Si Act Up n’avait pas été là, je serais toujours une folle misogyne. Je le suis encore un peu mais beaucoup, beaucoup moins qu’en 1989. Et les hétéros ne sont finalement pas si emmerdants que ça. Ils sont même vraiment intelligents, dans leur genre. Regardez les autres associations, il y a plein de gens qui s’y détestent. Comme dans n’importe quelle entreprise. Act Up est ce petit noyau de personnes, presque toutes bénévoles, qui donnent leur temps pour que les choses bougent. C’est la meilleure psychothérapie de groupe jamais inventée.

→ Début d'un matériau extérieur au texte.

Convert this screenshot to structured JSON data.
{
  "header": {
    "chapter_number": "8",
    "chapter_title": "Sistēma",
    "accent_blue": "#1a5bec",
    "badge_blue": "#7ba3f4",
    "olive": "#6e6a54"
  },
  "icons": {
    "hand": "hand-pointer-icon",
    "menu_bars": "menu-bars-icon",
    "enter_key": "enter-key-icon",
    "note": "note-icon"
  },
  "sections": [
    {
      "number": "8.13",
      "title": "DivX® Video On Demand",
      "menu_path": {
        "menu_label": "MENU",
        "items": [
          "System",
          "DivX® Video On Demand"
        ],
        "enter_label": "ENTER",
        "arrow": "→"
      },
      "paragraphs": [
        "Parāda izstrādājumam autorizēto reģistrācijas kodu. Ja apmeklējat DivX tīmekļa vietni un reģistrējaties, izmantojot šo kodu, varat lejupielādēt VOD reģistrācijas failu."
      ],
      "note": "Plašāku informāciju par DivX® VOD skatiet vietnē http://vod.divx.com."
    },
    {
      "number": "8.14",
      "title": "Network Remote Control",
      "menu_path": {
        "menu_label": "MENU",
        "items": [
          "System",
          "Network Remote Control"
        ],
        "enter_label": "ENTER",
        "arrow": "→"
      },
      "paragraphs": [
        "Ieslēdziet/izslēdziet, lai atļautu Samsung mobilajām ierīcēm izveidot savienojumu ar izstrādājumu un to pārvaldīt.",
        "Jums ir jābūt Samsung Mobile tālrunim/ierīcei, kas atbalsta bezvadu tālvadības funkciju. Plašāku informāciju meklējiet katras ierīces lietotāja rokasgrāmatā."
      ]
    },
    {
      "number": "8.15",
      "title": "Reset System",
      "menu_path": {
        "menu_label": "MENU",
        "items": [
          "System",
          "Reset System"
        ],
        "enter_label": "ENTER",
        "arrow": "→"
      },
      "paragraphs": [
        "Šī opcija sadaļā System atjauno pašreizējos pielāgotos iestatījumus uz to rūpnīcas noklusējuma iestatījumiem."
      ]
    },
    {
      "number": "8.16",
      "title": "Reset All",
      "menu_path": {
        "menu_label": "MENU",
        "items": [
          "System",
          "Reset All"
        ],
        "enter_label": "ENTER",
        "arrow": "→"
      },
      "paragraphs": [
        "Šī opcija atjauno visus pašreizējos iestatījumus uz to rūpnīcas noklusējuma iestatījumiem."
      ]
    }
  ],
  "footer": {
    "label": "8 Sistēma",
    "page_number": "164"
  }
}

On est loin d’être des sex symboles mais on a avec nous ce sentiment de révélation qui accompagne ces réunions gag où il faut trouver des slogans idiots pour accompagner la Gay Pride. Et je m’en fous si des gens me regardent comme une pauvre chose, dans le genre " mais tu es encore à Act Up ? ? ? Tu n’en as pas marre ? ? ? Tu n’as rien d’autre à faire dans ta vie ? ? ? ". Ils ne savent pas. Ils ne peuvent pas comprendre. Ce sont les premiers à douter du concept de communauté gay et comprennent encore moins l’idée de la communauté sida.

Ils n’ont pas encore réalisé qu’en dix ans, Act Up a fait plus pour les séropos que n’importe quelle autre association de lutte contre le sida. Avec un budget tellement minuscule qu’on se demande si tout tenait avec des rubans adhésifs. C’est bien la preuve que ce groupe fonctionne avec quelque chose qui dépasse l’argent, les subventions et les putains de rapports d’activité. Nous avons inventé quelque chose qui n’existait pas dans la société. Dix ans, je n’aurais jamais cru ça possible en 1989. Je n’aurais jamais pensé qu’on aurait pu tenir si longtemps. C’est un livre, un script, un film. C’est mégalomaniaque. C’est super cool.